“Charming to the last. You don’t know how hard I found it, signing the order to terminate your life.”
Peter Cushing has played several on screen heroes; Sherlock Holmes, Van Helsing and Doctor Who.
Many of us will remember him, however, as the sinister and dangerous Grand Moff Tarkin in Star Wars Episode IV: A New Hope. As commander of a near-indestructible space station, Tarkin oversaw the thousands of soldiers and war machines which uphold intergalactic peace with the Empire. Though physically intimidating, a clear British accent gave him the authority to command his subordinates as well as reign in the Emperor’s psychopathic apprentice, Lord Vader, no small feat.
Listening to the Grand Moff speak is like a staccato bombardment of crisp consonants and alveolar trill. When his words fail him Tarkin will resort to threats, torture and even the destruction of planets to convince the reticent. Cushing makes such an excellent villain because in part his speech is so cool and clipped that he gives the impression of intelligence and malice, but also because of his restrained acting style. Standing bolt upright with a pensive expression, Tarkin looks every inch the military man, becoming a believable commander who demands respect.

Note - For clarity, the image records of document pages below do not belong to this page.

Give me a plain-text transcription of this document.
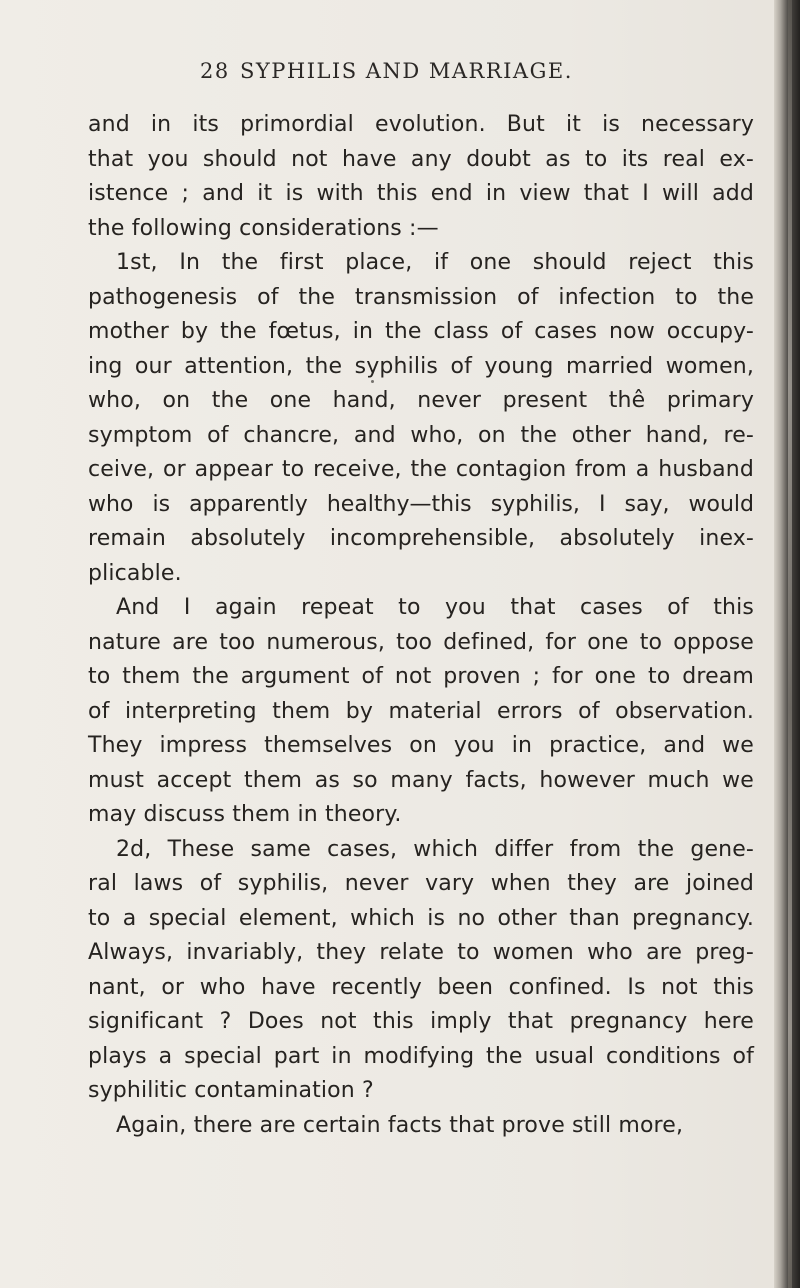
28 SYPHILIS AND MARRIAGE.
and in its primordial evolution. But it is necessary
that you should not have any doubt as to its real ex-
istence ; and it is with this end in view that I will add
the following considerations :—
1st, In the first place, if one should reject this
pathogenesis of the transmission of infection to the
mother by the fœtus, in the class of cases now occupy-
ing our attention, the syphilis of young married women,
who, on the one hand, never present thê primary
symptom of chancre, and who, on the other hand, re-
ceive, or appear to receive, the contagion from a husband
who is apparently healthy—this syphilis, I say, would
remain absolutely incomprehensible, absolutely inex-
plicable.
And I again repeat to you that cases of this
nature are too numerous, too defined, for one to oppose
to them the argument of not proven ; for one to dream
of interpreting them by material errors of observation.
They impress themselves on you in practice, and we
must accept them as so many facts, however much we
may discuss them in theory.
2d, These same cases, which differ from the gene-
ral laws of syphilis, never vary when they are joined
to a special element, which is no other than pregnancy.
Always, invariably, they relate to women who are preg-
nant, or who have recently been confined. Is not this
significant ? Does not this imply that pregnancy here
plays a special part in modifying the usual conditions of
syphilitic contamination ?
Again, there are certain facts that prove still more,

For all this, there are weaknesses. There is no physical menace from Tarkin, he relies upon the strength of others to torture or restrain. There is also a strong seed of arrogance behind the reserved exterior, an arrogance which sees itself played out in the Grand Moff’s ultimate demise. A single enemy fighter penetrates the Death Star’s defences and despite being warned, Tarkin remarks ”Evacuate!? In our moment of triumph? I think you overestimate their chances!”.